The Florida Department of Education’s rule (6A-10.081) is even stricter: Florida educators “[s]hall not intentionally provide classroom instruction to students in grades 4 through 12 on sexual orientation or gender identity unless such instruction is either expressly required by state academic standards…or is part of a reproductive health course or health lesson for which a student’s parent has the option to have his or her student not attend.” Does bringing in a speaker count as “classroom instruction” under this law?
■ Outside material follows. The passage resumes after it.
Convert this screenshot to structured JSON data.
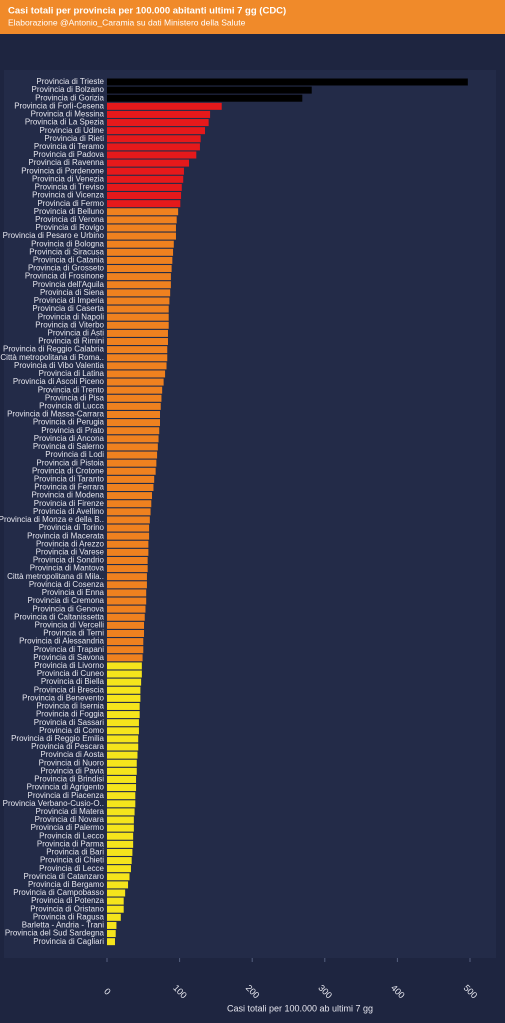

Maybe I could speak under these rules. Maybe if I spoke after school, if attendance was not mandatory, and if parents signed a waiver. Maybe if I censored myself and spoke only about law school in general terms, without mentioning my fiancée (a woman) or where I work now (the National Center for Lesbian Rights) or what my long-term goals are (to advocate for LGBTQ+ youth). But I am not willing to censor myself, and I am not willing to potentially put the school in legal jeopardy by opening it up to litigation from angry parents.
It would have meant the world to me to meet an LGBTQ adult when I was isolated and confused in high school. I graduated in 2015, a few weeks before Obergefell v. Hodges made same-sex marriage legal across the country. When I left the South, I took comfort in the fact that LGBTQ acceptance was becoming a reality for younger queer people.
S.S., one of the anonymous student plaintiffs in M.A. v. Florida Board of Education, is a high school student in Florida. Like me, she is an International Baccalaureate student. She came out into a supportive family and school environment before the Florida legislature passed “Don’t Say Gay or Trans.”
I wish for every child to have such an uneventful coming out experience, but “Don’t Say Gay or Trans” has changed it for the worse. Shortly after the law was passed, S.S. experienced and witnessed censorship in her school. Florida is trying to turn back the clock. “Don’t Say Gay or Trans” makes queer futures unimaginable for the youngest members of my community.
Because of Florida’s crusade against queer and trans people, I cannot be the role model I needed when I was young.